Maggie: "Oh, yeah. It means this is a great show that people want to watch ... and these are just the early episodes. We haven't seen anything yet. Wait until things get cranked up at the end!"
This doesn't really sound like a conversation between a couple of ordinary, average television viewers, does it? Of course not. While hit shows become hits for a reason – something about them captures the attention and devotion of the masses – no one really gets terribly hung up on the actual numbers. We like what we like, and it is no more complicated than that.
Sounds a lot like NASCAR fans.
This seems somewhat contradictory on the surface, as NASCAR is a sport literally driven by numbers. Qualifying speeds. Series standings. Starting and finishing order. The Top 35. The Top 12. And these things just barely scratch the surface of what is probably the most numbers-oriented sport in the world.
There is a phrase, often used in business settings, postulating that you "Live by the numbers; die by the numbers." Of course, this refers to things like gross revenues, asset inflow versus outflow, adjustable versus fixed rates, mandatory convertibles (That's a car I really, really need to have, right?) and lots of other cool financial catch phrases that verbally oriented people don't really comprehend.
Sometimes this mindset can dig a whole big well of worry, which, if we allow it to, can have a detrimental effect on one of the most major areas of our lives -- FUN.
In South Carolina, they have a statewide lottery system. Once a week people stop by the corner convenience store and buy a single Powerball ticket. The numbers aren't necessarily in their favor – in fact, they're roughly 32 million-to-one against me – but still there is a chance that my single-dollar investment could one day net the 15 million bucks or more. You never know, but it's fun to speculate.
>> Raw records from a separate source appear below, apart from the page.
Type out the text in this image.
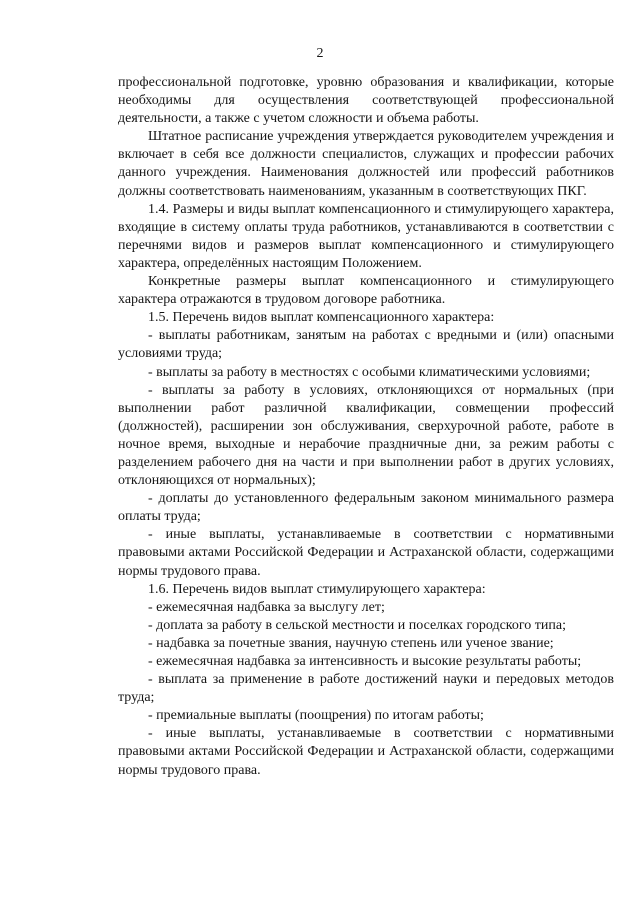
2

профессиональной подготовке, уровню образования и квалификации, которые необходимы для осуществления соответствующей профессиональной деятельности, а также с учетом сложности и объема работы.

Штатное расписание учреждения утверждается руководителем учреждения и включает в себя все должности специалистов, служащих и профессии рабочих данного учреждения. Наименования должностей или профессий работников должны соответствовать наименованиям, указанным в соответствующих ПКГ.

1.4. Размеры и виды выплат компенсационного и стимулирующего характера, входящие в систему оплаты труда работников, устанавливаются в соответствии с перечнями видов и размеров выплат компенсационного и стимулирующего характера, определённых настоящим Положением.

Конкретные размеры выплат компенсационного и стимулирующего характера отражаются в трудовом договоре работника.

1.5. Перечень видов выплат компенсационного характера:

- выплаты работникам, занятым на работах с вредными и (или) опасными условиями труда;

- выплаты за работу в местностях с особыми климатическими условиями;

- выплаты за работу в условиях, отклоняющихся от нормальных (при выполнении работ различной квалификации, совмещении профессий (должностей), расширении зон обслуживания, сверхурочной работе, работе в ночное время, выходные и нерабочие праздничные дни, за режим работы с разделением рабочего дня на части и при выполнении работ в других условиях, отклоняющихся от нормальных);

- доплаты до установленного федеральным законом минимального размера оплаты труда;

- иные выплаты, устанавливаемые в соответствии с нормативными правовыми актами Российской Федерации и Астраханской области, содержащими нормы трудового права.

1.6. Перечень видов выплат стимулирующего характера:

- ежемесячная надбавка за выслугу лет;

- доплата за работу в сельской местности и поселках городского типа;

- надбавка за почетные звания, научную степень или ученое звание;

- ежемесячная надбавка за интенсивность и высокие результаты работы;

- выплата за применение в работе достижений науки и передовых методов труда;

- премиальные выплаты (поощрения) по итогам работы;

- иные выплаты, устанавливаемые в соответствии с нормативными правовыми актами Российской Федерации и Астраханской области, содержащими нормы трудового права.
The bathroom scale and my blue jeans – an evil and conniving couple, definitely in cahoots – sometimes inform me that I have deviated a couple of pounds from my ideal weight. (This particular number is only made public on a need-to-know basis.)
Whether this is the result of too much sodium in last night's pad Thai, leaving the jeans in the dryer a few minutes too long, or an ill-advised second slice of Key Lime Pie is an answer not worth agonizing over. A couple of days at the salad bar and a couple of hours on the treadmill can cut that five right back to a three. Why worry about it?
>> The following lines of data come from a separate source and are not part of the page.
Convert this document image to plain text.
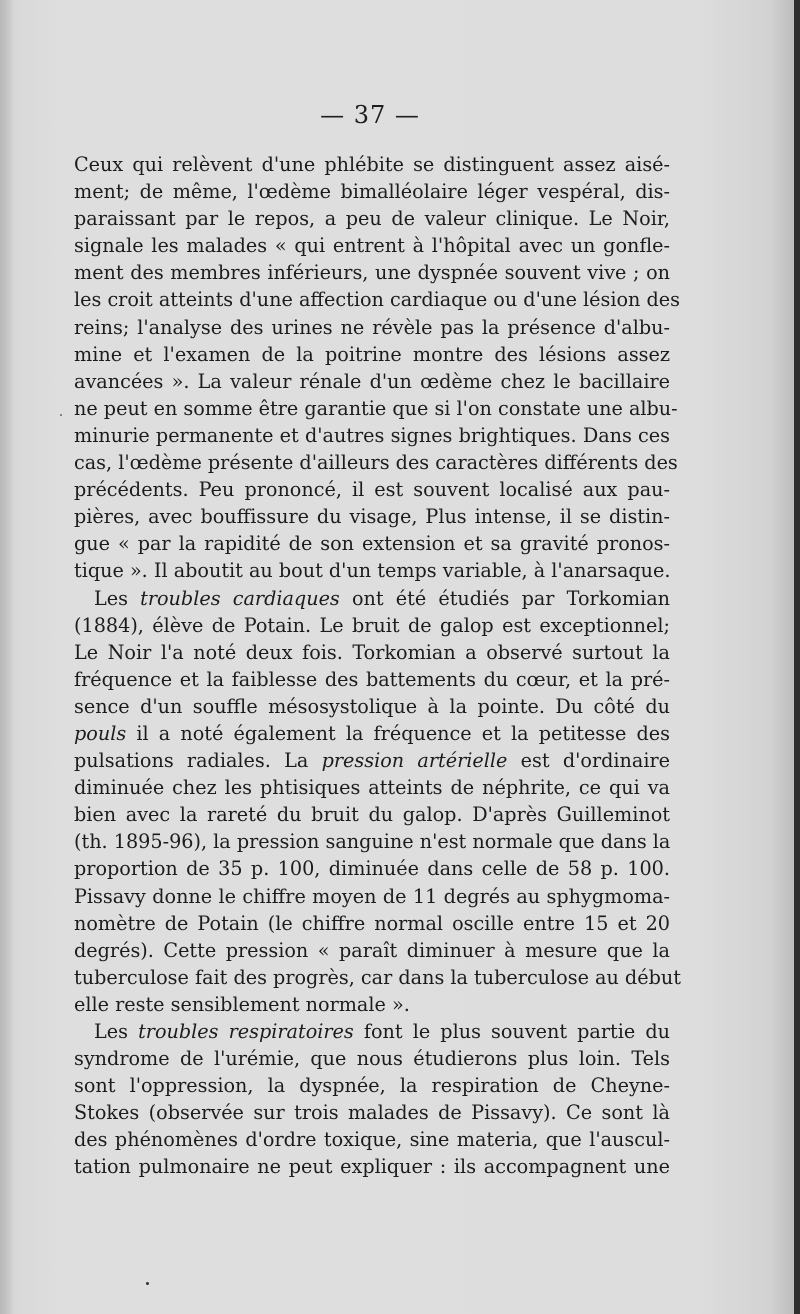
— 37 —
Ceux qui relèvent d'une phlébite se distinguent assez aisé-
ment; de même, l'œdème bimalléolaire léger vespéral, dis-
paraissant par le repos, a peu de valeur clinique. Le Noir,
signale les malades « qui entrent à l'hôpital avec un gonfle-
ment des membres inférieurs, une dyspnée souvent vive ; on
les croit atteints d'une affection cardiaque ou d'une lésion des
reins; l'analyse des urines ne révèle pas la présence d'albu-
mine et l'examen de la poitrine montre des lésions assez
avancées ». La valeur rénale d'un œdème chez le bacillaire
ne peut en somme être garantie que si l'on constate une albu-
minurie permanente et d'autres signes brightiques. Dans ces
cas, l'œdème présente d'ailleurs des caractères différents des
précédents. Peu prononcé, il est souvent localisé aux pau-
pières, avec bouffissure du visage, Plus intense, il se distin-
gue « par la rapidité de son extension et sa gravité pronos-
tique ». Il aboutit au bout d'un temps variable, à l'anarsaque.
Les troubles cardiaques ont été étudiés par Torkomian
(1884), élève de Potain. Le bruit de galop est exceptionnel;
Le Noir l'a noté deux fois. Torkomian a observé surtout la
fréquence et la faiblesse des battements du cœur, et la pré-
sence d'un souffle mésosystolique à la pointe. Du côté du
pouls il a noté également la fréquence et la petitesse des
pulsations radiales. La pression artérielle est d'ordinaire
diminuée chez les phtisiques atteints de néphrite, ce qui va
bien avec la rareté du bruit du galop. D'après Guilleminot
(th. 1895-96), la pression sanguine n'est normale que dans la
proportion de 35 p. 100, diminuée dans celle de 58 p. 100.
Pissavy donne le chiffre moyen de 11 degrés au sphygmoma-
nomètre de Potain (le chiffre normal oscille entre 15 et 20
degrés). Cette pression « paraît diminuer à mesure que la
tuberculose fait des progrès, car dans la tuberculose au début
elle reste sensiblement normale ».
Les troubles respiratoires font le plus souvent partie du
syndrome de l'urémie, que nous étudierons plus loin. Tels
sont l'oppression, la dyspnée, la respiration de Cheyne-
Stokes (observée sur trois malades de Pissavy). Ce sont là
des phénomènes d'ordre toxique, sine materia, que l'auscul-
tation pulmonaire ne peut expliquer : ils accompagnent une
I'm hearing a fair amount of grousing lately over the fact that Tony Stewart hasn't won a race yet, or that Dale Earnhardt Jr. is the only Hendrick Motorsports driver currently in the Top 12 (for the completely uninitiated, this means that Jeff Gordon and defending NASCAR Sprint Cup Series champion Jimmie Johnson both sit below the number 12 mark in the standings and would not make the Chase, if the season ended today).
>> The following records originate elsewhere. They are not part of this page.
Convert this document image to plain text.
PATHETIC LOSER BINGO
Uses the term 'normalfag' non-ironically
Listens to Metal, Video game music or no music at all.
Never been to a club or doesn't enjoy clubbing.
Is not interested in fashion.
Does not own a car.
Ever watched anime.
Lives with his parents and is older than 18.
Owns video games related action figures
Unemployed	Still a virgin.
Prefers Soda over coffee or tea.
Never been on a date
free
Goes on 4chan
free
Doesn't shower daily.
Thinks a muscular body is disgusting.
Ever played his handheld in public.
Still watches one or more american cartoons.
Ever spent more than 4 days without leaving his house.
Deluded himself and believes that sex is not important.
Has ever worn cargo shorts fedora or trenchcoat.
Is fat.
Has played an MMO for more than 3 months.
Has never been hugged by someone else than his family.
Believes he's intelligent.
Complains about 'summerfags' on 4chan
But let's be realistic. We’re just getting started here. We’re not even 25 percent done with the 2008 race season yet. A single day can, and probably will, change all those numbers, turn them completely around and upside down. Then the next week, the same thing will happen all over again.
I guess the point is that whether my bank account is 50 dollars on the low side, my jeans are a little snug or "my" driver starts the next race in 31st position rather than first, numbers, like so many things in life, have a way of balancing themselves out. This is all accomplished with, or without, my personal "worry ticker" constantly punching its buttons and running its tape to dampen my enthusiasm and foul up my fun.
It's all the proverbial tempest in a teapot (or storm at the speedway) anyway, because in the end, only a single digit matters, and it never changes.